Oui, quand même. Je pense que tous les quatre, on admire énormément Bashung. On admire le personnage et ses qualités d'interprète. On aime beaucoup son originalité dans l'univers musical français, son intégrité. Comme un mec comme Christophe. Attention, je ne fais pas de comparaisons, ils n'ont rien à voir l'un avec l'autre, mais je pense que ce sont des mecs qui sont des spécimens rares dans notre paysage musical français. On retiendra leur œuvre longtemps. Il y a quelque chose d'intemporel dans leur œuvre. Ce qui a touché à une époque touche encore aujourd'hui et touchera encore demain.

Cet album en français, il est déjà bien avancé d'après ce que tu me racontes. Où en êtes-vous concrètement?

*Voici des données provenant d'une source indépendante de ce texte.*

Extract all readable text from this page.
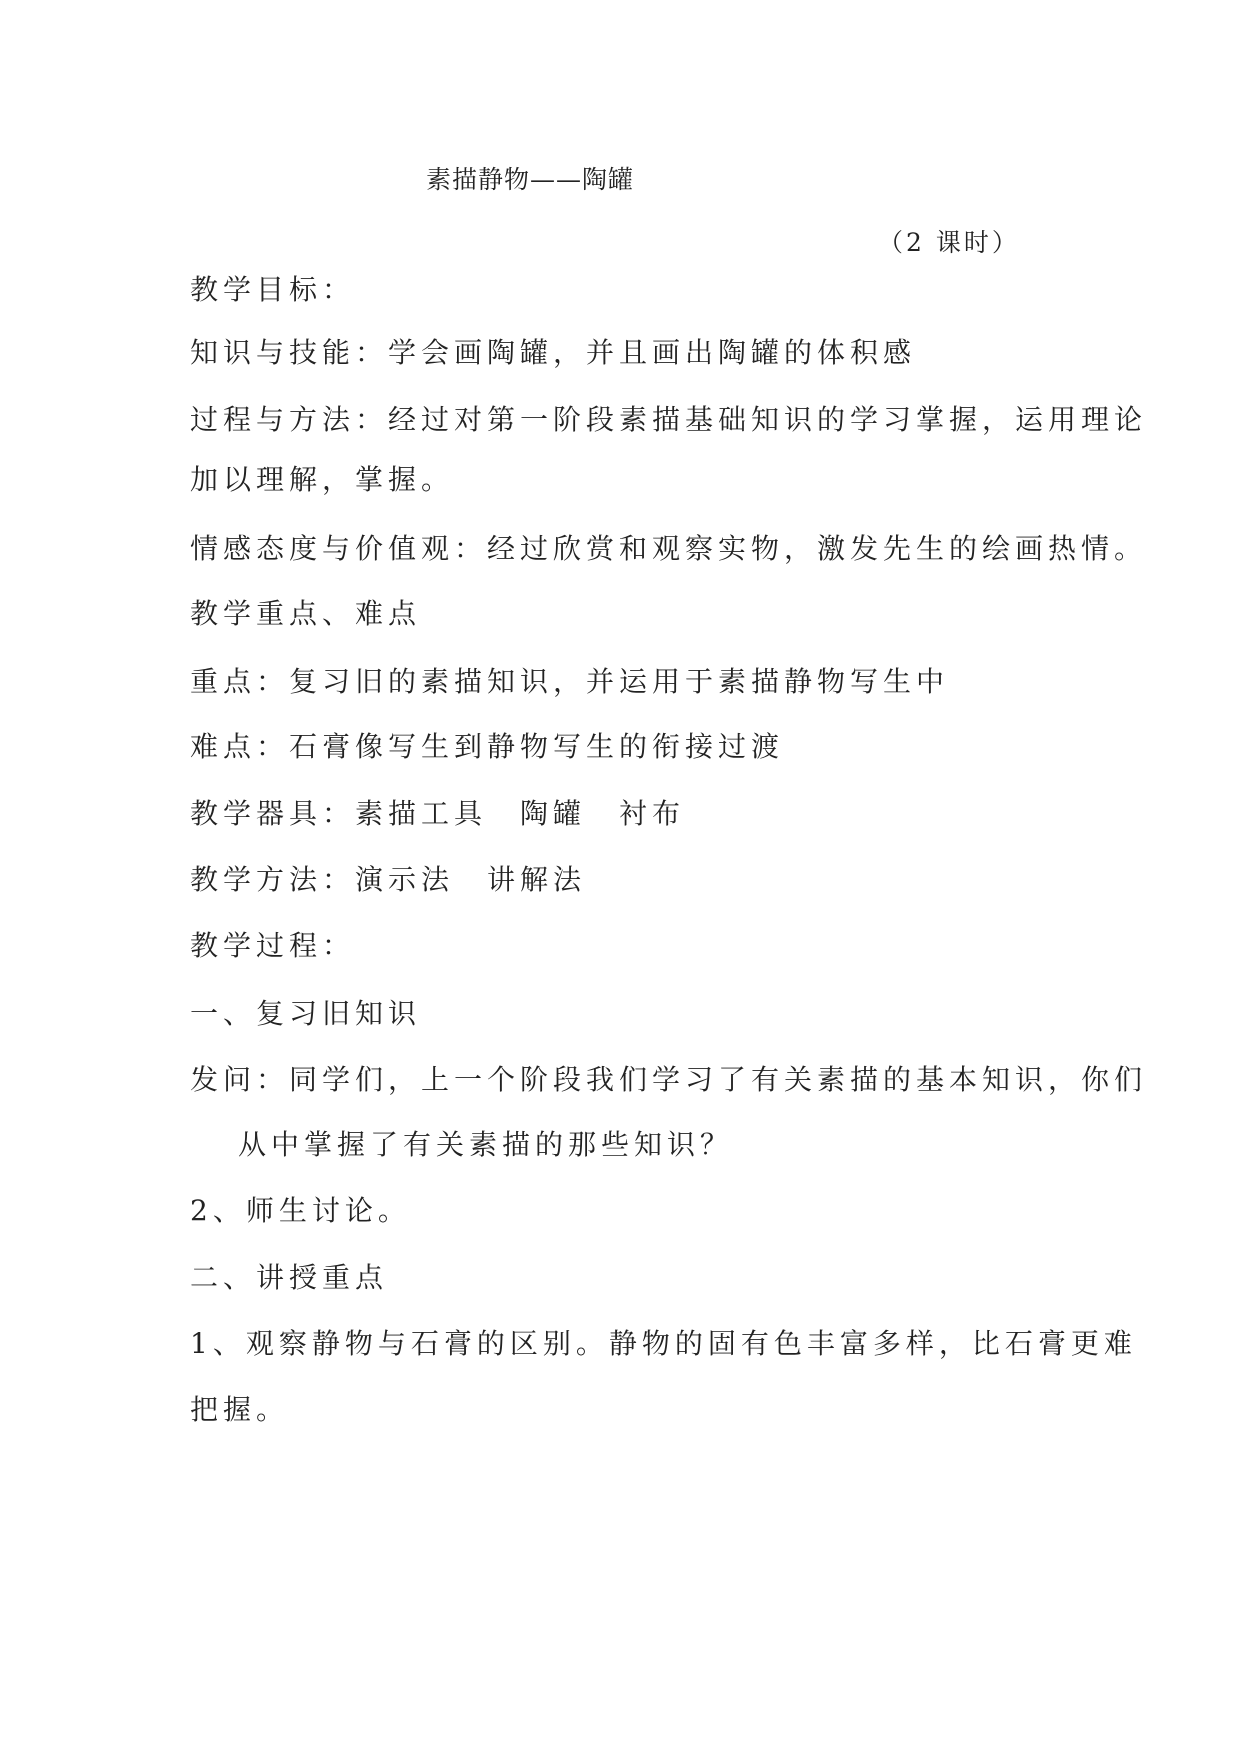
素描静物——陶罐
（2 课时）
教学目标：
知识与技能：学会画陶罐，并且画出陶罐的体积感
过程与方法：经过对第一阶段素描基础知识的学习掌握，运用理论
加以理解，掌握。
情感态度与价值观：经过欣赏和观察实物，激发先生的绘画热情。
教学重点、难点
重点：复习旧的素描知识，并运用于素描静物写生中
难点：石膏像写生到静物写生的衔接过渡
教学器具：素描工具　陶罐　衬布
教学方法：演示法　讲解法
教学过程：
一、复习旧知识
发问：同学们，上一个阶段我们学习了有关素描的基本知识，你们
从中掌握了有关素描的那些知识？
2、师生讨论。
二、讲授重点
1、观察静物与石膏的区别。静物的固有色丰富多样，比石膏更难
把握。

Concrètement, on en est à six titres enregistrés. Les musiques sont enregistrées et les voix sont posées. Louis est en train de mixer et de faire les arrangements. Et je pense que bientôt, on va repasser faire d'autres titres. Je pense qu'ils seront enregistrés au cours de l'été. Donc voilà, là, on a des maquettes qui prennent peu à peu forme, qui sont écoutables. C'est bien parce que ça avance. À petits pas, mais en même temps on a déjà quelque chose de concret. J'espère que ça va encore s'améliorer. Et pour ça, on fait entière confiance à Louis. Maintenant, les bases des chansons sont là, et lui ne peut que les améliorer par le biais des arrangements et du travail de mix.

Avez-vous un calendrier de sortie?

Non, pas encore. Il va probablement y avoir un single avant l'album, peut-être un EP? On en discute actuellement. Là, le but est de clairement foncer dans les enregistrements, après, stratégiquement, on verra comment on amène les choses dans le temps. Ce qui est sûr, c'est que l'album ne sera pas là tout de suite. Il y aura peut-être au mieux un titre avant la rentrée, mais ce n'est pas certain. Je pense qu'on peut attendre encore un petit moment...

Propos recueillis par IdolesMag le 4 juin 2013, revus et corrigés le 28 juin 2013.